それぞれに各年の優勝者名が印刷された70個のトック。その頂点に安達シェフが立ちました!

 今年初めて、前菜のプレゼンテーション用の皿はBERNARDAUDの協力を得て選手の自由選択に。
 安達シェフはBERNARDAUDの金継ぎを使用。

■安達晃⼀シェフの受賞コメント
「まず始めに、このような素晴らしいコンクールへの挑戦の場を調えて下さった株式会社正⽊牧場様、
ならびにAPGFの皆様、「アヴァンセの会」に 厚く御礼申し上げます。そしてコンクール出場に携わっていただいた全ての⼈と家族に本当に感謝しています。皆さんのご協⼒がなければ、このような結果は得られませんでした。
⽇本では、コンクール出場にあたり本社の皆さんとアサヒナガストロノームのスタッフに熱⼼にサポートしていただきました。⽇本のフランス料理界の重鎮の皆さまにも多くのアドバイスやご⽀援をいただき、⼼強い気持ちでフランスに出発することが出来ました。
パリでは本番の⽇を迎えるまでスムーズに動けるよう多くの⽅々に⼿厚いサポートをいただきました。ただただ感謝に堪えません。
プロスペール・モンタニエ国際料理コンクールは⽇本でこそまだあまり知られていないかもしれませんが、本国フランスでは最も歴史のある、フランス⼤統領が後援するほどの権威ある⼤会です。ゆえにコンクールの課題や審査基準はフランス料理の古典(クラシック)をしっかりと踏まえた ものです。
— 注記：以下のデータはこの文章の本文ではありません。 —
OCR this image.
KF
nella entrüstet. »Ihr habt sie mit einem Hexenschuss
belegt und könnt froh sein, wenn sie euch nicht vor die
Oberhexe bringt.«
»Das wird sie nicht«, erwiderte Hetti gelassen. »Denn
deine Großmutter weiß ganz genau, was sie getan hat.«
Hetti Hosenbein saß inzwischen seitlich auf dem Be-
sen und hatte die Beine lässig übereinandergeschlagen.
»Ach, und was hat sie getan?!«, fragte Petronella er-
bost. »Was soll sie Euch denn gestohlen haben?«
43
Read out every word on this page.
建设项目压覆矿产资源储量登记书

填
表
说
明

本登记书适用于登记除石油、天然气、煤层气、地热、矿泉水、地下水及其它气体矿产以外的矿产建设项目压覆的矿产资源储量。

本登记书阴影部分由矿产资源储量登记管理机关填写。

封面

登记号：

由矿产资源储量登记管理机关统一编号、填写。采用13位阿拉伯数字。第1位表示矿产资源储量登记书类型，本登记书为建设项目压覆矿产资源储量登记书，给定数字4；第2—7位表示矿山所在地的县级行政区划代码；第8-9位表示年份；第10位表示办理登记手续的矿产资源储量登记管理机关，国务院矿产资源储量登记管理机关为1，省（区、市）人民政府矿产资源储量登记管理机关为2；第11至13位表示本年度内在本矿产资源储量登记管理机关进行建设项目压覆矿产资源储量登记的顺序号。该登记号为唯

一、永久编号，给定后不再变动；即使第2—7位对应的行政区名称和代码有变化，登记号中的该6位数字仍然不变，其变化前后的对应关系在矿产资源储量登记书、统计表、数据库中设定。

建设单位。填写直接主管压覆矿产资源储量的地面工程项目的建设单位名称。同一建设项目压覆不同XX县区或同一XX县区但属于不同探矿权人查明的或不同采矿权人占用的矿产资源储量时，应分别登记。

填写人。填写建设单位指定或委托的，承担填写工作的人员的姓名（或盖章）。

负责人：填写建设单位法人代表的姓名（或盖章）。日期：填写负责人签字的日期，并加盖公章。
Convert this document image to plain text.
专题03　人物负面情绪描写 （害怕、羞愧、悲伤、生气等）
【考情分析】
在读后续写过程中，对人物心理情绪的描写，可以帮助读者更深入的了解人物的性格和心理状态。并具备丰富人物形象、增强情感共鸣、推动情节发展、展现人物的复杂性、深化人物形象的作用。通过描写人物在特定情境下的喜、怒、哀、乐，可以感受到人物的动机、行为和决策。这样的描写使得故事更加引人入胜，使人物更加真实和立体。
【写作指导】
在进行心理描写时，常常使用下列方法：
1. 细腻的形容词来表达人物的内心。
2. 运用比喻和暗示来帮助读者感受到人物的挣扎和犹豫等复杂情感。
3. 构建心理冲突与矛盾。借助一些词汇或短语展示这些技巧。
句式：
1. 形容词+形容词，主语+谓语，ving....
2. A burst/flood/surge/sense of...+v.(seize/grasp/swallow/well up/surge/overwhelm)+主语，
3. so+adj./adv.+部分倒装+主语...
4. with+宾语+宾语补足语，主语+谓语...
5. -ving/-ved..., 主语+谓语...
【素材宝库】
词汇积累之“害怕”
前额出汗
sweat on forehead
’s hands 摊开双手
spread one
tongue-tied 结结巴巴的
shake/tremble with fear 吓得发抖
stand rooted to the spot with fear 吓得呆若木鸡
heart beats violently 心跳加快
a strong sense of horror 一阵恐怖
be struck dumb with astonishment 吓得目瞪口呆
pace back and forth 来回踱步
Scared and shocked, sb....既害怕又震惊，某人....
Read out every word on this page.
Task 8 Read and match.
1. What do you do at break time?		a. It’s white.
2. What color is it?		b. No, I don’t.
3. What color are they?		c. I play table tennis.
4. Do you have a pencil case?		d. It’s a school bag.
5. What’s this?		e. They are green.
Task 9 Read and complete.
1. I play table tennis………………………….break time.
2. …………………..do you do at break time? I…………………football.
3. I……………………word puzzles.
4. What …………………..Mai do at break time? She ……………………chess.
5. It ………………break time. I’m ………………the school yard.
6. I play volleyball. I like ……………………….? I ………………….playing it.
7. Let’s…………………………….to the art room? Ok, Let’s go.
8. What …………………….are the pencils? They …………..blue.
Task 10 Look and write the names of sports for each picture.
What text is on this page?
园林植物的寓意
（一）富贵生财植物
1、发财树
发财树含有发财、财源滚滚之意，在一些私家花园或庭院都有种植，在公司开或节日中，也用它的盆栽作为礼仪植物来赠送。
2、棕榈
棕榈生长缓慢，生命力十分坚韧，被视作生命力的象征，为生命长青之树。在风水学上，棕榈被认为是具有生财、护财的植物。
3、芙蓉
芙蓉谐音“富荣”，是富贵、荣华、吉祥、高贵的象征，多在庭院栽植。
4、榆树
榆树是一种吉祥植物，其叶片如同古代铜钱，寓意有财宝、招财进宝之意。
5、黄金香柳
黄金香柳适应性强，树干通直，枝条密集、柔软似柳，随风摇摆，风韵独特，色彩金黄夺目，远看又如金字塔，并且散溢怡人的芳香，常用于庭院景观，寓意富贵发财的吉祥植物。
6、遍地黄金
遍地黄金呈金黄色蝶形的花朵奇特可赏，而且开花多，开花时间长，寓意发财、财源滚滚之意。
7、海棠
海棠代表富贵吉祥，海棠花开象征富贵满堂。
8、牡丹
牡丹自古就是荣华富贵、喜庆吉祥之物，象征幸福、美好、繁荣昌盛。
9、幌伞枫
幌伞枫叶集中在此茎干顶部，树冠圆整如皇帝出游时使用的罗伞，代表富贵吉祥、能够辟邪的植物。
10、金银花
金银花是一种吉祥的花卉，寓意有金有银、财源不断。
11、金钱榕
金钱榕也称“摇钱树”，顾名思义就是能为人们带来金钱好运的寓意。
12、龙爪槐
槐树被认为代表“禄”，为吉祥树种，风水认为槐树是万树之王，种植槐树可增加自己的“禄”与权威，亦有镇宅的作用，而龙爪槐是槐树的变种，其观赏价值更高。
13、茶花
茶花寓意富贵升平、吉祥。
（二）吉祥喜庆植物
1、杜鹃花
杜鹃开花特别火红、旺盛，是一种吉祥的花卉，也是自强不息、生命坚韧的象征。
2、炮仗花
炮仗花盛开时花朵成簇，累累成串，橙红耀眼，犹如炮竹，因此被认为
フランスから⾒たら私は外国⼈、⽇本⼈らしいフランス料理ではなく真のフランス料理を作りたい気持ちで料理を続けてきました。フランス⼈になりたいと幾度となく思ったものです。今回、このようなフランスにおける由緒ある⼤会の⼤きな節⽬の年に優勝することができ本当に嬉しく思います。今後は、アサヒナガストロノームのコンセプトのひとつでもある「伝統の継承」を念頭に⾃分の思いや技術を継承していき、⽇本のフランス料理界に貢献してまいります。それが⾃分の役割・責任と思っています。朝⽐奈代表には今回含めコンクールにチャレンジすることや⾃分の料理を形にすること全てにおいて優勝まで導いていただきました。⼼から感謝すると共に、今後もアサヒナガストロノームで⽇々精進を重ねてまいります。また自分の経験を次世代につなぐべく「アヴァンセの会」の一員としてAPGFのコンクール運営に尽力していきたいと思います。」